“Good governance is perhaps the single most important factor in eradicating poverty and promoting development.”
- former UN Secretary General Kofi Annan
Governance refers to the capacity and processes for making and implementing decisions and providing public goods and services, including those relevant to nutrition. Policies are a tool of governance that can impact a country’s progress toward good nutrition. However, responsibility for governing nutrition activities often falls among and across various government ministry lines and often requires multi-sectoral and multi-stakeholder platforms.
SPRING’s research and assistance has created practical guidance on how to strengthen nutrition governance and policy while improving transparency and collaboration. Our Pathways to Better Nutrition (PBN) studies in Nepal and Uganda shed light on the influence, impact, and success of nutrition plans and policies on decision-making processes, funding, and, ultimately, on improving nutrition outcomes.
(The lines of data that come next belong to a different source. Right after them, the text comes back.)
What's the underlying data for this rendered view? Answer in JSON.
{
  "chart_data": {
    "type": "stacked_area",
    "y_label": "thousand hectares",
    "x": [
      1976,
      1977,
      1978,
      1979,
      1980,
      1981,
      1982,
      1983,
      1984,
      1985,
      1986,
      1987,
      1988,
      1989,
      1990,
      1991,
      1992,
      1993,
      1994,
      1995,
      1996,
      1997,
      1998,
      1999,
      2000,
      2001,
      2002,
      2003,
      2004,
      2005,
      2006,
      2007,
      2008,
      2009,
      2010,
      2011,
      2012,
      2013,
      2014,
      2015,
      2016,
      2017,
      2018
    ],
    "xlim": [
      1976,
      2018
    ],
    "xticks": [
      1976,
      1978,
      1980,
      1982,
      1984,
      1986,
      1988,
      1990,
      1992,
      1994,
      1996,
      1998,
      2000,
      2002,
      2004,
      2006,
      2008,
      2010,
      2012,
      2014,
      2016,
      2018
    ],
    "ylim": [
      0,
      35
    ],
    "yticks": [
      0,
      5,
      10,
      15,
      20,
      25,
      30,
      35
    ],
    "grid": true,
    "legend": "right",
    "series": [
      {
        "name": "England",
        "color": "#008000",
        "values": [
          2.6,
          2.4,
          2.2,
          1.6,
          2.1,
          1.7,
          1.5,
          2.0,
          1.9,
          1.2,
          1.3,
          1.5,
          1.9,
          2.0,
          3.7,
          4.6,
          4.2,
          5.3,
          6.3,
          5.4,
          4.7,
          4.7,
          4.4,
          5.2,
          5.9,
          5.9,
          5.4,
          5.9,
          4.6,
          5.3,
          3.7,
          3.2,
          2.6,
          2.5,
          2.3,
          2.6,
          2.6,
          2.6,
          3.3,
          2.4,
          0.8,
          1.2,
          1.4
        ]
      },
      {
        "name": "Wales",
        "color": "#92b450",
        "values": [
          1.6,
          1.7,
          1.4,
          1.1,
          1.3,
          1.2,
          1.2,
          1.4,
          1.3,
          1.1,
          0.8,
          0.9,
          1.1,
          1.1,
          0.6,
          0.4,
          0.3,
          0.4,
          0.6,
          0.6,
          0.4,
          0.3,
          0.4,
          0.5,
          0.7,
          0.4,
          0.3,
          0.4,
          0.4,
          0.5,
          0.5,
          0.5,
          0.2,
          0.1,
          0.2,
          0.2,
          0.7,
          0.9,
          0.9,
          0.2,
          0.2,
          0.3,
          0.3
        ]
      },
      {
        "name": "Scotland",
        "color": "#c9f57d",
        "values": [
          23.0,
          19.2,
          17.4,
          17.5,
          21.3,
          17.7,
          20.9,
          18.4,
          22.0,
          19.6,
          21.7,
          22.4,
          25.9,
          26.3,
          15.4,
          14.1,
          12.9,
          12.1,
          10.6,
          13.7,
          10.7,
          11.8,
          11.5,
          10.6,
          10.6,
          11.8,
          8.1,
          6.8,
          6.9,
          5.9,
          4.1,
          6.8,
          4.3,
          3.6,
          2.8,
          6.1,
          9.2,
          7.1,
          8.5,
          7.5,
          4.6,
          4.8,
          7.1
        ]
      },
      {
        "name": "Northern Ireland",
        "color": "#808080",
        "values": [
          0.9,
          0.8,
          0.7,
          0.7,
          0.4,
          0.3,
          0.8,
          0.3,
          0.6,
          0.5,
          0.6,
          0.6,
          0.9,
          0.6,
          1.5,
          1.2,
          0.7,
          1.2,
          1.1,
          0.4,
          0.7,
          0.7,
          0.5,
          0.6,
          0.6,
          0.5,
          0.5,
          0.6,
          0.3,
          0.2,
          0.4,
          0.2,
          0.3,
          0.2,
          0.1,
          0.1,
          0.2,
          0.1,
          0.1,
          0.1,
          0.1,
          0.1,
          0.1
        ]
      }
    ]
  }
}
And assessments conducted in Bangladesh, Guatemala, Nepal, and Rwanda provide evidence on how different Feed the Future countries are governing nutrition programs, involving different sectors in both design and implementation.
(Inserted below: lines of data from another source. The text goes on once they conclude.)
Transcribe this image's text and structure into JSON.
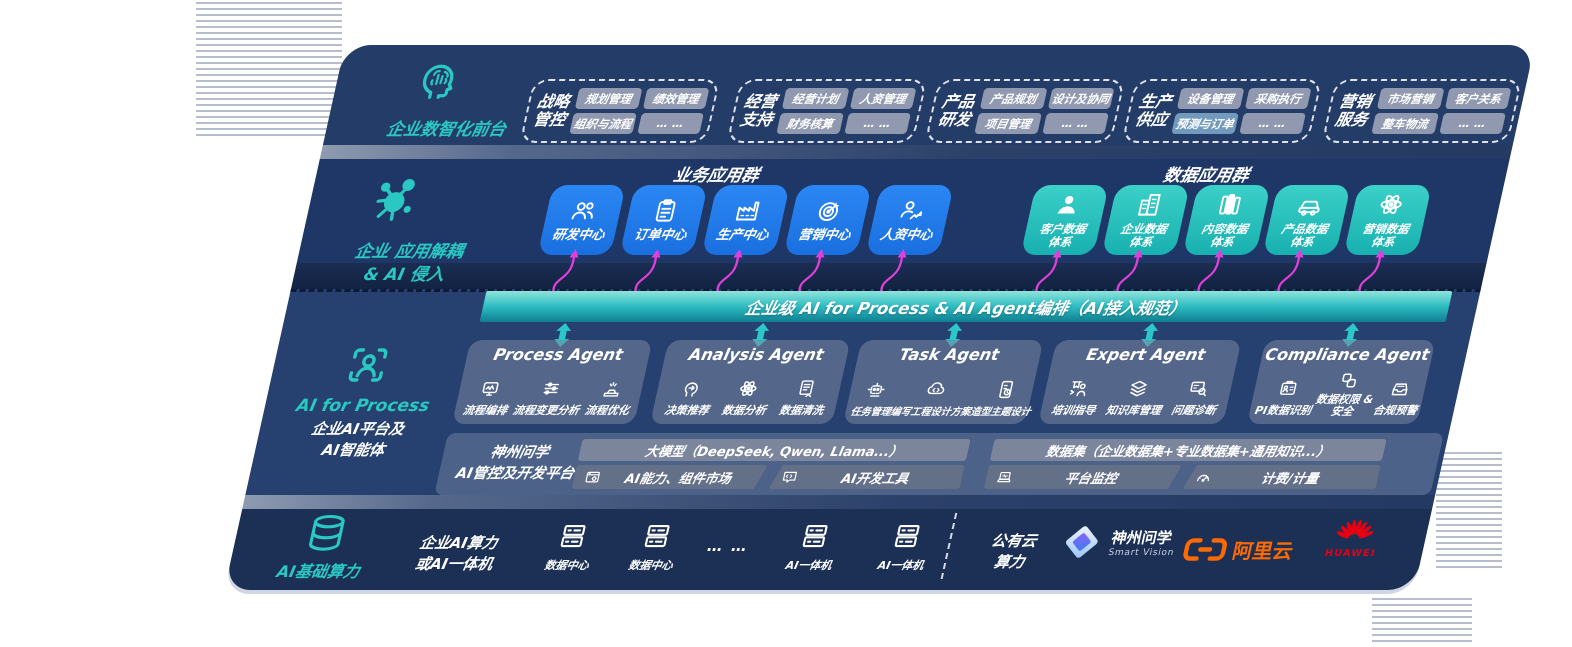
{
  "colors": {
    "panel_navy": "#1F3A66",
    "accent_teal": "#2BC7C3",
    "accent_blue": "#1E7CF0",
    "magenta": "#E13FD9",
    "bar_teal_top": "#8FE3DA",
    "bar_teal_bottom": "#0F7F90",
    "aliyun_orange": "#FF6A00",
    "huawei_red": "#E60012"
  },
  "layers": {
    "front_office_label": "企业数智化前台",
    "front_office_icon": "brain-head-icon",
    "decouple_label_1": "企业 应用解耦",
    "decouple_label_2": "& AI 侵入",
    "decouple_icon": "molecule-icon",
    "ai_layer_en": "AI for Process",
    "ai_layer_zh1": "企业AI平台及",
    "ai_layer_zh2": "AI智能体",
    "ai_layer_icon": "scan-person-icon",
    "infra_label": "AI基础算力",
    "infra_icon": "database-icon"
  },
  "front_office": {
    "groups": [
      {
        "line1": "战略",
        "line2": "管控",
        "tags": [
          "规划管理",
          "绩效管理",
          "组织与流程",
          "… …"
        ]
      },
      {
        "line1": "经营",
        "line2": "支持",
        "tags": [
          "经营计划",
          "人资管理",
          "财务核算",
          "… …"
        ]
      },
      {
        "line1": "产品",
        "line2": "研发",
        "tags": [
          "产品规划",
          "设计及协同",
          "项目管理",
          "… …"
        ]
      },
      {
        "line1": "生产",
        "line2": "供应",
        "tags": [
          "设备管理",
          "采购执行",
          "预测与订单",
          "… …"
        ]
      },
      {
        "line1": "营销",
        "line2": "服务",
        "tags": [
          "市场营销",
          "客户关系",
          "整车物流",
          "… …"
        ]
      }
    ]
  },
  "business_apps": {
    "title": "业务应用群",
    "items": [
      {
        "label": "研发中心",
        "icon": "team-icon"
      },
      {
        "label": "订单中心",
        "icon": "clipboard-icon"
      },
      {
        "label": "生产中心",
        "icon": "factory-icon"
      },
      {
        "label": "营销中心",
        "icon": "target-icon"
      },
      {
        "label": "人资中心",
        "icon": "hr-people-icon"
      }
    ]
  },
  "data_apps": {
    "title": "数据应用群",
    "items": [
      {
        "line1": "客户数据",
        "line2": "体系",
        "icon": "person-icon"
      },
      {
        "line1": "企业数据",
        "line2": "体系",
        "icon": "building-icon"
      },
      {
        "line1": "内容数据",
        "line2": "体系",
        "icon": "content-icon"
      },
      {
        "line1": "产品数据",
        "line2": "体系",
        "icon": "car-icon"
      },
      {
        "line1": "营销数据",
        "line2": "体系",
        "icon": "atom-icon"
      }
    ]
  },
  "orchestration_bar": "企业级 AI for Process & AI Agent编排（AI接入规范）",
  "agents": [
    {
      "title": "Process Agent",
      "items": [
        {
          "label": "流程编排",
          "icon": "flow-monitor-icon"
        },
        {
          "label": "流程变更分析",
          "icon": "sliders-icon"
        },
        {
          "label": "流程优化",
          "icon": "optimize-icon"
        }
      ]
    },
    {
      "title": "Analysis Agent",
      "items": [
        {
          "label": "决策推荐",
          "icon": "decision-head-icon"
        },
        {
          "label": "数据分析",
          "icon": "atom-icon"
        },
        {
          "label": "数据清洗",
          "icon": "doc-clean-icon"
        }
      ]
    },
    {
      "title": "Task Agent",
      "items": [
        {
          "label": "任务管理",
          "icon": "robot-icon"
        },
        {
          "label": "编写工程设计方案",
          "icon": "cloud-code-icon"
        },
        {
          "label": "造型主题设计",
          "icon": "design-doc-icon"
        }
      ]
    },
    {
      "title": "Expert Agent",
      "items": [
        {
          "label": "培训指导",
          "icon": "training-icon"
        },
        {
          "label": "知识库管理",
          "icon": "layers-icon"
        },
        {
          "label": "问题诊断",
          "icon": "diagnose-icon"
        }
      ]
    },
    {
      "title": "Compliance Agent",
      "items": [
        {
          "label": "PI数据识别",
          "icon": "id-card-icon"
        },
        {
          "label": "数据权限 & 安全",
          "icon": "linked-squares-icon"
        },
        {
          "label": "合规预警",
          "icon": "inbox-alert-icon"
        }
      ]
    }
  ],
  "platform": {
    "label_1": "神州问学",
    "label_2": "AI管控及开发平台",
    "model_bar": "大模型（DeepSeek, Qwen, Llama...）",
    "dataset_bar": "数据集（企业数据集+专业数据集+通用知识...）",
    "cells": [
      {
        "label": "AI能力、组件市场",
        "icon": "app-market-icon"
      },
      {
        "label": "AI开发工具",
        "icon": "dev-tools-icon"
      },
      {
        "label": "平台监控",
        "icon": "laptop-monitor-icon"
      },
      {
        "label": "计费/计量",
        "icon": "gauge-icon"
      }
    ]
  },
  "infra": {
    "compute_1": "企业AI算力",
    "compute_2": "或AI一体机",
    "nodes": [
      {
        "label": "数据中心",
        "icon": "server-icon"
      },
      {
        "label": "数据中心",
        "icon": "server-icon"
      },
      {
        "label": "AI一体机",
        "icon": "server-icon"
      },
      {
        "label": "AI一体机",
        "icon": "server-icon"
      }
    ],
    "dots": "… …",
    "cloud_1": "公有云",
    "cloud_2": "算力",
    "logos": {
      "szwx_name": "神州问学",
      "szwx_sub": "Smart Vision",
      "aliyun": "阿里云",
      "huawei": "HUAWEI"
    }
  }
}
Building on these findings, we have also developed guidance and tools for strengthening policies and governance for nutrition. Our District Assessment Tool for Anemia (DATA) provides both for determining the main factors that cause anemia, prioritizing interventions, and identifying actions to strengthen anemia-related programming. Meanwhile, in Bangladesh, Ghana, Haiti, the Kyrgyz Republic, and Uganda, SPRING has helped to develop nutrition-related policies and improved protocols, curricula, supervision guidelines, and monitoring systems to support strong, transparent, and successful nutrition governance.